Now Elyn turned to the grisly tasks at hand: robbing the dead. Whatever she and Thork found—coins, weapons, armor—could be used in trade on the way back. And she retrieved her arrow from the slain Man, sickened by the thuk it made when it pulled free, for she knew not when arrows would be needed again, and every shaft counted. Too, she went looking in the morning light for the shaft that missed, to no avail, for it had been shot full force at a shallow upward angle, and exactly which direction and how far it had flown was not easily judged.
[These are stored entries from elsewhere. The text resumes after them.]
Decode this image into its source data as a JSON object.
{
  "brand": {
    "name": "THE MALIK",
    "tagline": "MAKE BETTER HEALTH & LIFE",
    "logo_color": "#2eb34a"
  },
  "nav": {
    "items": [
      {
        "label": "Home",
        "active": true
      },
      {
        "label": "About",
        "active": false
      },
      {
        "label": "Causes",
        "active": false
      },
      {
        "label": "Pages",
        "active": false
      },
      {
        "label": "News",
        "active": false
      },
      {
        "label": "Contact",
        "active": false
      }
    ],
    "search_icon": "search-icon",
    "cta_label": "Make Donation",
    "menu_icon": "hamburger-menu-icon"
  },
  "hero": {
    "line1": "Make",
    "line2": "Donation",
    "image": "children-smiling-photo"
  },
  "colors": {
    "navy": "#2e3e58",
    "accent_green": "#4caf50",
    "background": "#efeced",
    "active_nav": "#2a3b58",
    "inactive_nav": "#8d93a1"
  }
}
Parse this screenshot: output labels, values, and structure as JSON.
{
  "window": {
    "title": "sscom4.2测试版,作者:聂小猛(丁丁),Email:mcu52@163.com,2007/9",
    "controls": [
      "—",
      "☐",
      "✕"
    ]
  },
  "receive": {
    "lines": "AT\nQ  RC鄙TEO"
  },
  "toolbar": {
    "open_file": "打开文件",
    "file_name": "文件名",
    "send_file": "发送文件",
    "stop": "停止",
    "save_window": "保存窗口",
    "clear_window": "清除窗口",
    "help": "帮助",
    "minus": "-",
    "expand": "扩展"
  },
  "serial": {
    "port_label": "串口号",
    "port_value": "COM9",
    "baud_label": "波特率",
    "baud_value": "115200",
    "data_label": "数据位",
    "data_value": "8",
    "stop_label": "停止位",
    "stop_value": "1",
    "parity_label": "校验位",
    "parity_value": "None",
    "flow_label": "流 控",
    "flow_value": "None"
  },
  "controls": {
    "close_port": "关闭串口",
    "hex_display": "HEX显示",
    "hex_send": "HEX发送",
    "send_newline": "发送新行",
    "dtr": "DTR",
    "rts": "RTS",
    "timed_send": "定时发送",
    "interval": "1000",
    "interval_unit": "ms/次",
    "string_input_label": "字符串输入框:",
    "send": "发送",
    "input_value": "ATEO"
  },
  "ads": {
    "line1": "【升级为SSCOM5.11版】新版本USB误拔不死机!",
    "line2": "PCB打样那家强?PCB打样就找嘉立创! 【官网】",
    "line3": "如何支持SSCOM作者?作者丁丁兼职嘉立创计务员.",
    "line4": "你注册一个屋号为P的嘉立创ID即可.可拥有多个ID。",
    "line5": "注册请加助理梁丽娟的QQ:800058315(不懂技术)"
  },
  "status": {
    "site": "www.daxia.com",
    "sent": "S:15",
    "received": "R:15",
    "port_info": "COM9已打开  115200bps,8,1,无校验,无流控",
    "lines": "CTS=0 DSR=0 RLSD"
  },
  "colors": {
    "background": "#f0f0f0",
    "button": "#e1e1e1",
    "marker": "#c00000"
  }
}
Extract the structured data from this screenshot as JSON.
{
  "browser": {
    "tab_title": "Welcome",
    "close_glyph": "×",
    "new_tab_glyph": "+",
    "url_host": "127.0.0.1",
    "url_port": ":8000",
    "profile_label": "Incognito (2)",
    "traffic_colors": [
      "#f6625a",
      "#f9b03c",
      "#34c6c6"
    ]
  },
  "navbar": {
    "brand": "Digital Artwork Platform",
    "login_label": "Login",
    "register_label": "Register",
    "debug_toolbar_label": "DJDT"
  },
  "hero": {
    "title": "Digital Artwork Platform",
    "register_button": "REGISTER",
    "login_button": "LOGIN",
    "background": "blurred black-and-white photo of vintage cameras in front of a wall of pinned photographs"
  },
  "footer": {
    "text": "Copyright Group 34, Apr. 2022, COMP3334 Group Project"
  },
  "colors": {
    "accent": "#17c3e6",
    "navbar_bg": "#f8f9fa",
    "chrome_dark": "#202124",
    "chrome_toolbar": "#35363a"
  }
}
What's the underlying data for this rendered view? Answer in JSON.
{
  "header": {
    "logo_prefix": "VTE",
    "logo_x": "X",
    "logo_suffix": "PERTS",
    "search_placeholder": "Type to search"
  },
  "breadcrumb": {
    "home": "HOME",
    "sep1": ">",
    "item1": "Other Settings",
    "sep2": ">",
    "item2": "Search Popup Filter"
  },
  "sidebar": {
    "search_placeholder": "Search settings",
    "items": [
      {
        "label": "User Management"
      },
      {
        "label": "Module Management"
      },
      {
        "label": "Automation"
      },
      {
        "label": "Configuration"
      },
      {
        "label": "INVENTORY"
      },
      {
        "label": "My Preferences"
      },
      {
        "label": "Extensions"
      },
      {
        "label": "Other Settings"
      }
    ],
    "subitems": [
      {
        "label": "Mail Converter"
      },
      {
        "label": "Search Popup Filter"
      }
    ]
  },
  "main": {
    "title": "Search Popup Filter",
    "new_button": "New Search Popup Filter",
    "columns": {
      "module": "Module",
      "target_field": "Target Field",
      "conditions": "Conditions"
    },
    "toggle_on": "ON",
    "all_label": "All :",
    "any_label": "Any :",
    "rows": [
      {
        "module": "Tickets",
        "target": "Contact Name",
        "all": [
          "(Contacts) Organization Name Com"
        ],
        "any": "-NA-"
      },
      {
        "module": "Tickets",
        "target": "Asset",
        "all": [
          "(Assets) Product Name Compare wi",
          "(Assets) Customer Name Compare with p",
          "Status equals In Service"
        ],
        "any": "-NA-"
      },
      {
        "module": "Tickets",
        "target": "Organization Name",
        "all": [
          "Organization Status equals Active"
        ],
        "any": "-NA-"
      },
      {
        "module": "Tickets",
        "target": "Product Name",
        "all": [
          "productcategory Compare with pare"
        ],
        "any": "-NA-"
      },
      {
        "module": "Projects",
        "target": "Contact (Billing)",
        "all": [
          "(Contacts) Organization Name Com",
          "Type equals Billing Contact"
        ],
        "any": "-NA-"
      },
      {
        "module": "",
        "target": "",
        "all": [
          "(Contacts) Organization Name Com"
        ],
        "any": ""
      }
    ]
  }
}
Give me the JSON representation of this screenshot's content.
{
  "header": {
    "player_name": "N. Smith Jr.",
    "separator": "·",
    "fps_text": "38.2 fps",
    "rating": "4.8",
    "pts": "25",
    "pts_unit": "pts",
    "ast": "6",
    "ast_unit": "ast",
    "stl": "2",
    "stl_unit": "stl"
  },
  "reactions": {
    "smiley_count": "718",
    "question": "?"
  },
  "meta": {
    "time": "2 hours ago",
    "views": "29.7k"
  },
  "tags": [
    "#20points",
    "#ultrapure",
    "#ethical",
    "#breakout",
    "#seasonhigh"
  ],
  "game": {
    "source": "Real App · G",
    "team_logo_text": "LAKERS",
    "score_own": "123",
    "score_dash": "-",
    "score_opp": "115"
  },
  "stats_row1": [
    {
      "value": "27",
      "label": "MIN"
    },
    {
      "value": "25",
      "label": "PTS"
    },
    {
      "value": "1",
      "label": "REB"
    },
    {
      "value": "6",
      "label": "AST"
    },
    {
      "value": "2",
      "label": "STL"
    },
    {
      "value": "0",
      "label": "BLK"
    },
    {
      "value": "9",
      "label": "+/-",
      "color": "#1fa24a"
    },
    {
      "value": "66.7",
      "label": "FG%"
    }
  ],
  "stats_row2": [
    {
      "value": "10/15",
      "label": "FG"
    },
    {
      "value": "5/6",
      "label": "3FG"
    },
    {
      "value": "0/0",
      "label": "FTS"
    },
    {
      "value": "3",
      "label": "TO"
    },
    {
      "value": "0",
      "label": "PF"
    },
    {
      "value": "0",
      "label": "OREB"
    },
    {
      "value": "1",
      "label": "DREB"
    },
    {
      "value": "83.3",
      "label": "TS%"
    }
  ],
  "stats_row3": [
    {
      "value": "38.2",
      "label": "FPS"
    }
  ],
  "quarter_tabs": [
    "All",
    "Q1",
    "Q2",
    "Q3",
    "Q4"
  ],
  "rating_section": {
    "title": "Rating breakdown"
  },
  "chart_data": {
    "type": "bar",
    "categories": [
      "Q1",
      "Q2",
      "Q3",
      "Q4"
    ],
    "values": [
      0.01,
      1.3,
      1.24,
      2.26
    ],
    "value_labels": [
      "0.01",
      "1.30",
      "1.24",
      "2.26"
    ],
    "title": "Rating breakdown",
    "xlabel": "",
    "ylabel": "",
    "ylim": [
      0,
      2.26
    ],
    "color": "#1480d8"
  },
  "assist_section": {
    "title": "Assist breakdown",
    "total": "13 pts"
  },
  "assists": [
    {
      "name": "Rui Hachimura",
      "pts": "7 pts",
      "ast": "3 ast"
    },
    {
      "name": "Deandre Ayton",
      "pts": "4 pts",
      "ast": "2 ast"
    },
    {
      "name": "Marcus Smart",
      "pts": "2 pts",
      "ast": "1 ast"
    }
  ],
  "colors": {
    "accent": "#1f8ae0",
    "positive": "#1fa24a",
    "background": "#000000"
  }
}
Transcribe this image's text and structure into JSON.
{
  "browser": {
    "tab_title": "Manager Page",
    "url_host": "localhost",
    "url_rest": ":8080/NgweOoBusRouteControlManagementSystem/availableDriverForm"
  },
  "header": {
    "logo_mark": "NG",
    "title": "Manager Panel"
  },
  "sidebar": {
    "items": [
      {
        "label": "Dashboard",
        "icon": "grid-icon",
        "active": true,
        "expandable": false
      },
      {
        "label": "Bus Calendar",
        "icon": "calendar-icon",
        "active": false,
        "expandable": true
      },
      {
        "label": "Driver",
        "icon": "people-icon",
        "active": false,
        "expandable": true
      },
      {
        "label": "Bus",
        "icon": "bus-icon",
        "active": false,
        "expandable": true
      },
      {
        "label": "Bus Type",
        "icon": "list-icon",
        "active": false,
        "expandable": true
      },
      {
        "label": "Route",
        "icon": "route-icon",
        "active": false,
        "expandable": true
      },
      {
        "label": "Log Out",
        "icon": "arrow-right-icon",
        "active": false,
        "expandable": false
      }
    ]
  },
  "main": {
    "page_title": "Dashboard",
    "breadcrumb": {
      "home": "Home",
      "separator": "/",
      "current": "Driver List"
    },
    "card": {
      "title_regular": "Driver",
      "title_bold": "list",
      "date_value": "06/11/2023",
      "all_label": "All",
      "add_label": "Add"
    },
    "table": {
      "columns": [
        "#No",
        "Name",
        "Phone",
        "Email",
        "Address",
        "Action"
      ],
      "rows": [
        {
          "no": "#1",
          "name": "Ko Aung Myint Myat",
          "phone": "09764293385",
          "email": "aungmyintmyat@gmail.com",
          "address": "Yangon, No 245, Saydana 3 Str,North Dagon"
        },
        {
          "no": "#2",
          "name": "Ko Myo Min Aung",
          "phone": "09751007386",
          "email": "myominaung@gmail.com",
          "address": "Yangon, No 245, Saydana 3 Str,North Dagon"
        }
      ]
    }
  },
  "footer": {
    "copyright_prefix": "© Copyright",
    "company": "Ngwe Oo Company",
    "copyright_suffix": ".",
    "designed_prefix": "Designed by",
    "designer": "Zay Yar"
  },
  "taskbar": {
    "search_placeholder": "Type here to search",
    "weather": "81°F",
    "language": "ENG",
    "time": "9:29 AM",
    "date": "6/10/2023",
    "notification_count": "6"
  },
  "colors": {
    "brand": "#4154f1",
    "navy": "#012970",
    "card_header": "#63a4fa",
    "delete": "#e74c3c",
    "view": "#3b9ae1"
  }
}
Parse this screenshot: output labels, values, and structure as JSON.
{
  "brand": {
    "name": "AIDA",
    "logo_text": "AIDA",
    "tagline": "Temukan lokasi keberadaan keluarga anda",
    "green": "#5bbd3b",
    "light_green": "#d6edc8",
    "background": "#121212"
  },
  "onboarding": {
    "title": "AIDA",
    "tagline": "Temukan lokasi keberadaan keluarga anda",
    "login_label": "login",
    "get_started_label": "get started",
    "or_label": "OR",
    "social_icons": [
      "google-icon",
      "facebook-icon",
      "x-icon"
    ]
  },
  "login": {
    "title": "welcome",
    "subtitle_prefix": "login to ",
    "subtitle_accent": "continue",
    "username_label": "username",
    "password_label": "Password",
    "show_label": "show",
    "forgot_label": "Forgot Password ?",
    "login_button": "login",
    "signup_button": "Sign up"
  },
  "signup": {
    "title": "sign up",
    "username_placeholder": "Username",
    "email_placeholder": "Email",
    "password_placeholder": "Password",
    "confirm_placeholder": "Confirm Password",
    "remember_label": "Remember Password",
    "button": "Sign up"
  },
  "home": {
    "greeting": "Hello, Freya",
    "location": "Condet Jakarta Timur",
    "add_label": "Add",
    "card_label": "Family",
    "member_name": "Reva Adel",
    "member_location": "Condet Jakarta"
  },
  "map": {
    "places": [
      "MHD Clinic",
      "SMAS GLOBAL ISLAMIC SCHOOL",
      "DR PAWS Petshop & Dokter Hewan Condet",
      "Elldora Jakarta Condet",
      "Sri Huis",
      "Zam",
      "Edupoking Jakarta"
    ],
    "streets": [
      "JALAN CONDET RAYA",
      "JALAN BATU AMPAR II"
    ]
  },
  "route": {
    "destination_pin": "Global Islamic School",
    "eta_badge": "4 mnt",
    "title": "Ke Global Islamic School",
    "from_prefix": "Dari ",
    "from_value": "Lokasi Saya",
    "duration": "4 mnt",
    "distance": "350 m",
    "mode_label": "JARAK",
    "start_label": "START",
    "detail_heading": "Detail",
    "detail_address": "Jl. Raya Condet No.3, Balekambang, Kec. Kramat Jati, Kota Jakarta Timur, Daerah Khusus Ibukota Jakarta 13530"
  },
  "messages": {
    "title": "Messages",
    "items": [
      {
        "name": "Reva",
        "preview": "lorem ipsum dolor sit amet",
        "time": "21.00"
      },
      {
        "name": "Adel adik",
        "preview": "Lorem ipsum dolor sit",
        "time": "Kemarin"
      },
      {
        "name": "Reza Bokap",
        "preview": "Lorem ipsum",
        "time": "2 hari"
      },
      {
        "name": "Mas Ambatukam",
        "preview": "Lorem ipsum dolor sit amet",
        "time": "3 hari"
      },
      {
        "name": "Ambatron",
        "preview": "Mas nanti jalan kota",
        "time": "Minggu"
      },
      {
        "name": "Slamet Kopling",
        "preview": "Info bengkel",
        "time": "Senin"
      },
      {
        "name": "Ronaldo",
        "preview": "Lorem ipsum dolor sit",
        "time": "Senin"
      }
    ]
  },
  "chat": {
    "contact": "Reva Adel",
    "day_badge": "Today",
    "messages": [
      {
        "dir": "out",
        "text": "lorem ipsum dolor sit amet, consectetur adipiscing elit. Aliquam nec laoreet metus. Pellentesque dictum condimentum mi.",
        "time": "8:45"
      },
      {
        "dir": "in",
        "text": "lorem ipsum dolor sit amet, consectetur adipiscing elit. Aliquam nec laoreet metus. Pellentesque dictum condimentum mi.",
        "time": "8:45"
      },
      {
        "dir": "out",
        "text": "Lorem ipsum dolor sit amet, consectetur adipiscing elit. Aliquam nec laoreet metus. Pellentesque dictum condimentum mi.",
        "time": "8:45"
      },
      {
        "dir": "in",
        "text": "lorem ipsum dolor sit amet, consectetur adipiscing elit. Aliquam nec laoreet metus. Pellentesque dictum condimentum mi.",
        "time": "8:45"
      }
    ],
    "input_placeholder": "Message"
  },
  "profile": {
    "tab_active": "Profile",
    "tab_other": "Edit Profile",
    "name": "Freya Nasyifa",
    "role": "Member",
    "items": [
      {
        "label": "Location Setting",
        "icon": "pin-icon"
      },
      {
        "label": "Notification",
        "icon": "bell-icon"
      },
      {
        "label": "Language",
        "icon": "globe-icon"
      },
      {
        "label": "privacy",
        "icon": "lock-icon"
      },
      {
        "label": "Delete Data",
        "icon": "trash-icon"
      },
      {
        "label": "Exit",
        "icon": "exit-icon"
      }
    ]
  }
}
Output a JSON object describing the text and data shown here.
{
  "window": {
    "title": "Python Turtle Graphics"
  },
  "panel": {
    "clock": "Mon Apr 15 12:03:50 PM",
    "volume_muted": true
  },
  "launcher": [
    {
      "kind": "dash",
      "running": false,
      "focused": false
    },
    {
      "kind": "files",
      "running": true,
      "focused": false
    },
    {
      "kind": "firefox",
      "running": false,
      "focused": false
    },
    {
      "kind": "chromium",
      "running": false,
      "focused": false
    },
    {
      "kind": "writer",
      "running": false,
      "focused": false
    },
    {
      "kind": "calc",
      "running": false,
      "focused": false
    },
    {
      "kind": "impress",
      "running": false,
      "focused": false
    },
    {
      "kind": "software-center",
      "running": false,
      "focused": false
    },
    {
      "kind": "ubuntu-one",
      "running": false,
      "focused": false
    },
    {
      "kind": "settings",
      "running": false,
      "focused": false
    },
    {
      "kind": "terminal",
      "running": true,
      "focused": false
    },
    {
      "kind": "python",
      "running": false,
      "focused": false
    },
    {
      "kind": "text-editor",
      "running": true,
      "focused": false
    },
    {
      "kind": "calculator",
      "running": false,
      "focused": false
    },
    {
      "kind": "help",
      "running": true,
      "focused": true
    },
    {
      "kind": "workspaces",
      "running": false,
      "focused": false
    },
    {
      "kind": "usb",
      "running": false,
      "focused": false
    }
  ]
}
Altogether, the plunder added up to two tulwars, a dagger, a long-knife, one helm, two ring-mail leather shirts, seventeen coppers, two sets of riding gear, two blanket rolls and miscellaneous field gear, none of it of great value, two pair of saddlebags—each with field rations and each with five days’ supply of oats for the horses—and one live gelding.
Elyn sorted through the riding gear, comparing it with that on the mount, choosing the better of the twain. Damn, we might have had two steeds to ride, had Thork been able to spare the horse. And she stripped the gelding of that which she would discard, replacing it with the other. And as she did so she carefully sized up the steed as well. This horse has been too long without work, stable-bound; it will be days ere he will bear what he should, run as he should, and endure.
“Thork, we cannot
lade the steed with all our gear and ride double as well,” she said as she cinched on the better of the two saddles. “We’ll trade off, one walking, one riding.”
“Did you not listen to me back at the tower?” His voice now held an edge. “I will not ride horses.”
Elyn looked keenly at the Dwarf—He cannot be afraid of horses, for he showed no fear of Wind. Yet for some reason, he will not ride one, even though there is little difference between horse and pony. But now that I hearken back, I have never seen or heard of any Dwarf ever riding a horse—then she turned away, and did not mention it again.
Except for their weaponry and armor, they loaded the gelding with all their own gear and with that which they chose to take of the dead Men’s belongings. Axe in hand, Thork stepped down the road to the curve around the bluff and looked long and intently. He saw no one on the course, or in the empty land; even the surviving brigands who had fled north were no longer in sight. And so, deeming the roadway safe, they set out southerly under leaden skies, walking, leading the laden horse on a long tether, breaking their fast with a biscuit of crue split between them.